Security Experts:

Hackers Accessed Sensitive Military Weapons Plans: Report

Hackers are being accused of accessing design plans for more than two dozen sensitive U.S. weapons systems in a report by the Pentagon's Defense Science Board [DSB], the Washington Post reports.

According to the Post, the systems were disclosed in a confidential version of a report by the DSB. A public version of the report that does not list the weapons whose plans had been accessed by hackers was released in January. According to the Post, the design documents accessed by the hackers included plans for the PAC-3 Patriot missile system and the Terminal High Altitude Area Defense [THAAD] system. The hackers also got their hands on plans for the F/A-18 fighter jet, the V-22 Osprey aircraft as well as other aircraft and vessels.

"DoD and its contractor base have already sustained staggering losses of system design information incorporating decades of combat knowledge and experience that provide adversaries insight to technical designs and system use," the board wrote in the public iteration of the report.

The DSB report did not indicate who was responsible for stealing the designs. However unidentified senior military and defense industry officials familiar with the breaches told the Post that most of the blame lies with a burgeoning Chinese espionage campaign targeting the U.S. defense industry. China has historically denied any connection with cyber-attacks, though a recent report from the bipartisan Commission on the Theft of American Intellectual Property said China accounts for as much as 80 percent of U.S. intellectual property theft.  

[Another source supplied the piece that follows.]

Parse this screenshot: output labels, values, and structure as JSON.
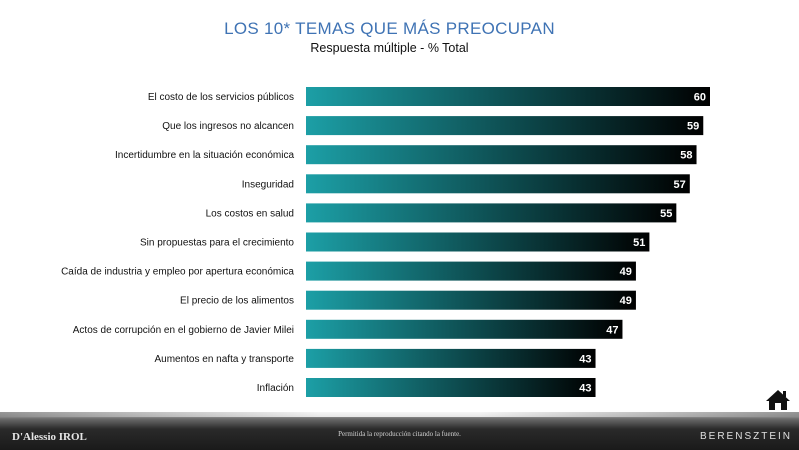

In its report, the DSB declared that after conducting an 18-month study, a DSB task force found that the country cannot be confident its critical information technology systems will work under attack from a "sophisticated and well-resourced opponent" using cyber capabilities in conjunction with their military and intelligence resources. The Department of Defense needs to respond by building an effective response, according to the report.

"Nearly every conceivable component within DoD is networked," the report notes. "These networked systems and components are inextricably linked to the Department’s ability to project military force and the associated mission assurance. Yet, DoD’s networks are built on inherently insecure architectures that are composed of, and increasingly using, foreign parts. While DoD takes great care to secure the use and operation of the “hardware” of its weapon systems, the same level of resource and attention is not spent on the complex network of information technology (IT) systems that are used to support and operate those weapons or critical IT capabilities embedded within them."

"You’ve seen significant improvements in Chinese military capabilities through their willingness to spend, their acquisitions of advanced Russian weapons, and from their cyber-espionage campaign," James A. Lewis, a cyber-policy expert at the Center for Strategic and International Studies, told the Washington Post. "Ten years ago, I used to call the PLA [People’s Liberation Army] the world’s largest open-air military museum. I can’t say that now."